In my application (spaced-repetition system for quizzes), I have an unknown half-life (in units of time), $h>0$. This half-life governs a Bernoulli trial $X$, such that $P(X=1) = 2^{-t / h}$, for some known, deterministic time $t>0$ (same units as $h$, this corresponds to when the Bernoulli test was conducted).
I’d like to know what prior to place on $h$ such that the posterior $P(h | x)$ is conjugate, i.e.,
- $h \sim \, ??? $ such that
- $π = 2^{-t/h}$, a deterministic function, and
- $x \sim Bernoulli(π)$, so that
- the posterior $p(h | x) \propto p(x | h) \cdot p(h)$ has same structure as $p(h)$, i.e., conjugate.
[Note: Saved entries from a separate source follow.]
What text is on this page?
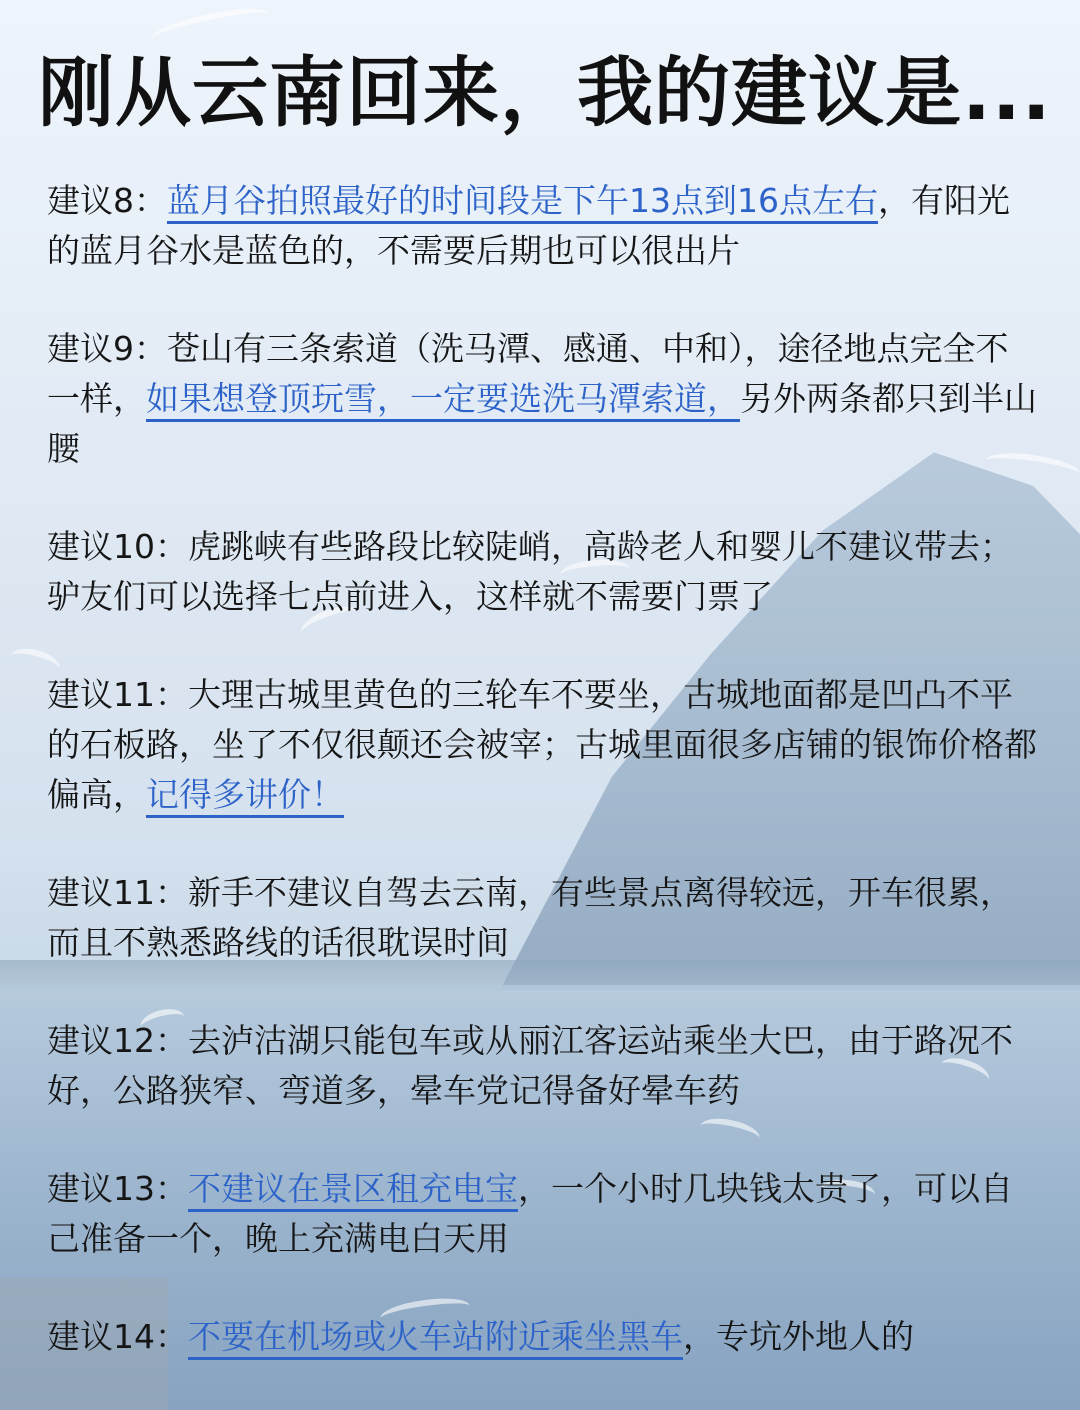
刚从云南回来，我的建议是...

建议8：蓝月谷拍照最好的时间段是下午13点到16点左右，有阳光的蓝月谷水是蓝色的，不需要后期也可以很出片

建议9：苍山有三条索道（洗马潭、感通、中和），途径地点完全不一样，如果想登顶玩雪，一定要选洗马潭索道，另外两条都只到半山腰

建议10：虎跳峡有些路段比较陡峭，高龄老人和婴儿不建议带去；驴友们可以选择七点前进入，这样就不需要门票了

建议11：大理古城里黄色的三轮车不要坐，古城地面都是凹凸不平的石板路，坐了不仅很颠还会被宰；古城里面很多店铺的银饰价格都偏高，记得多讲价！

建议11：新手不建议自驾去云南，有些景点离得较远，开车很累，而且不熟悉路线的话很耽误时间

建议12：去泸沽湖只能包车或从丽江客运站乘坐大巴，由于路况不好，公路狭窄、弯道多，晕车党记得备好晕车药

建议13：不建议在景区租充电宝，一个小时几块钱太贵了，可以自己准备一个，晚上充满电白天用

建议14：不要在机场或火车站附近乘坐黑车，专坑外地人的
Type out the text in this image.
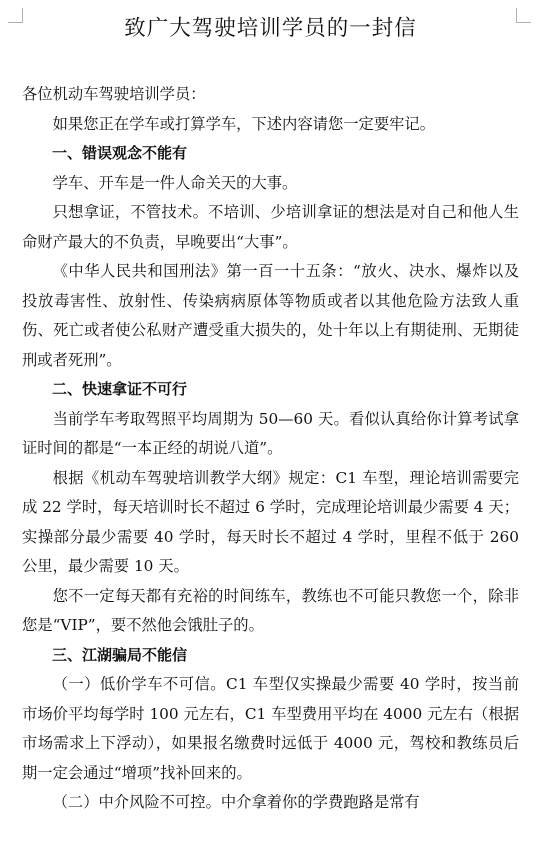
致广大驾驶培训学员的一封信

各位机动车驾驶培训学员：

如果您正在学车或打算学车，下述内容请您一定要牢记。

一、错误观念不能有

学车、开车是一件人命关天的大事。

只想拿证，不管技术。不培训、少培训拿证的想法是对自己和他人生命财产最大的不负责，早晚要出“大事”。

《中华人民共和国刑法》第一百一十五条：“放火、决水、爆炸以及投放毒害性、放射性、传染病病原体等物质或者以其他危险方法致人重伤、死亡或者使公私财产遭受重大损失的，处十年以上有期徒刑、无期徒刑或者死刑”。

二、快速拿证不可行

当前学车考取驾照平均周期为 50—60 天。看似认真给你计算考试拿证时间的都是“一本正经的胡说八道”。

根据《机动车驾驶培训教学大纲》规定：C1 车型，理论培训需要完成 22 学时，每天培训时长不超过 6 学时，完成理论培训最少需要 4 天；实操部分最少需要 40 学时，每天时长不超过 4 学时，里程不低于 260 公里，最少需要 10 天。

您不一定每天都有充裕的时间练车，教练也不可能只教您一个，除非您是“VIP”，要不然他会饿肚子的。

三、江湖骗局不能信

（一）低价学车不可信。C1 车型仅实操最少需要 40 学时，按当前市场价平均每学时 100 元左右，C1 车型费用平均在 4000 元左右（根据市场需求上下浮动），如果报名缴费时远低于 4000 元，驾校和教练员后期一定会通过“增项”找补回来的。

（二）中介风险不可控。中介拿着你的学费跑路是常有
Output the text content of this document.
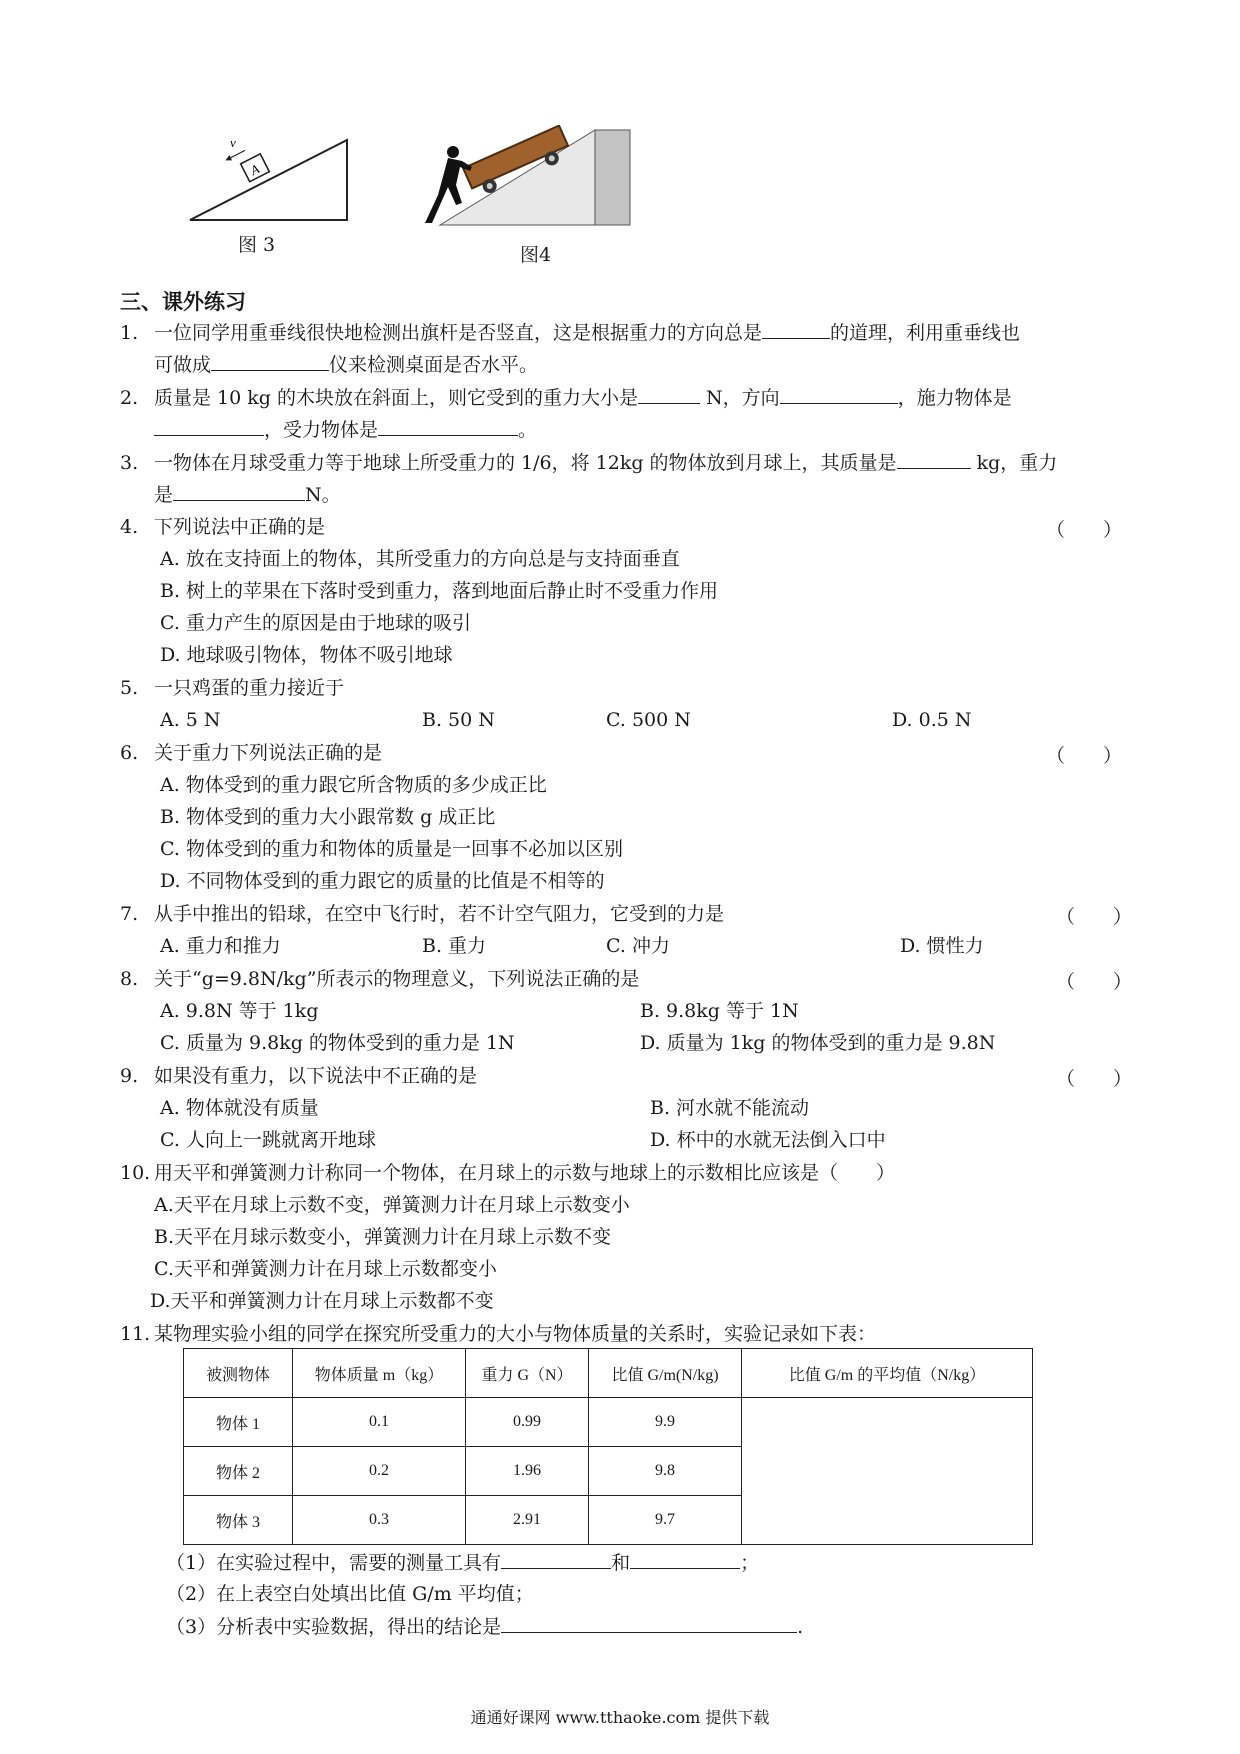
A
v
图 3	图4
三、课外练习
1. 一位同学用重垂线很快地检测出旗杆是否竖直，这是根据重力的方向总是	的道理，利用重垂线也
可做成	仪来检测桌面是否水平。
2. 质量是 10 kg 的木块放在斜面上，则它受到的重力大小是	N，方向	，施力物体是
，受力物体是	。
3. 一物体在月球受重力等于地球上所受重力的 1/6，将 12kg 的物体放到月球上，其质量是	kg，重力
是	N。
4. 下列说法中正确的是	（　　）
A. 放在支持面上的物体，其所受重力的方向总是与支持面垂直
B. 树上的苹果在下落时受到重力，落到地面后静止时不受重力作用
C. 重力产生的原因是由于地球的吸引
D. 地球吸引物体，物体不吸引地球
5. 一只鸡蛋的重力接近于
A. 5 N	B. 50 N	C. 500 N	D. 0.5 N
6. 关于重力下列说法正确的是	（　　）
A. 物体受到的重力跟它所含物质的多少成正比
B. 物体受到的重力大小跟常数 g 成正比
C. 物体受到的重力和物体的质量是一回事不必加以区别
D. 不同物体受到的重力跟它的质量的比值是不相等的
7. 从手中推出的铅球，在空中飞行时，若不计空气阻力，它受到的力是	（　　）
A. 重力和推力	B. 重力	C. 冲力	D. 惯性力
8. 关于“g=9.8N/kg”所表示的物理意义，下列说法正确的是	（　　）
A. 9.8N 等于 1kg	B. 9.8kg 等于 1N
C. 质量为 9.8kg 的物体受到的重力是 1N	D. 质量为 1kg 的物体受到的重力是 9.8N
9. 如果没有重力，以下说法中不正确的是	（　　）
A. 物体就没有质量	B. 河水就不能流动
C. 人向上一跳就离开地球	D. 杯中的水就无法倒入口中
10. 用天平和弹簧测力计称同一个物体，在月球上的示数与地球上的示数相比应该是（　　）
A.天平在月球上示数不变，弹簧测力计在月球上示数变小
B.天平在月球示数变小，弹簧测力计在月球上示数不变
C.天平和弹簧测力计在月球上示数都变小
D.天平和弹簧测力计在月球上示数都不变
11. 某物理实验小组的同学在探究所受重力的大小与物体质量的关系时，实验记录如下表：
被测物体	物体质量 m（kg）	重力 G（N）	比值 G/m(N/kg)	比值 G/m 的平均值（N/kg）
物体 1	0.1	0.99	9.9	
物体 2	0.2	1.96	9.8	
物体 3	0.3	2.91	9.7	
（1）在实验过程中，需要的测量工具有	和	；
（2）在上表空白处填出比值 G/m 平均值；
（3）分析表中实验数据，得出的结论是	.
通通好课网 www.tthaoke.com 提供下载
I’d be happy to give $h$ a Gamma prior, because that’s conjugate to the Exponential distribution, which $π$ appears to have, up to a constant factor, but my experimental result, $x$, is binary-valued, not a count as expected by an Exponential random variable.
I’d also be happy to give $π$ a Beta prior, since that’s the conjugate prior to the Bernoulli distribution, but I can’t find a neat way to convert a Beta-distributed $π$ into any kind neat distribution on $h$.
I’d like everything to be conjugate to allow for quick updates for online updates (i.e., successive $x$ will come irregularly as a student learns a fact). If I must do MCMC, that’ll greatly expand the memory/storage requirements between updates.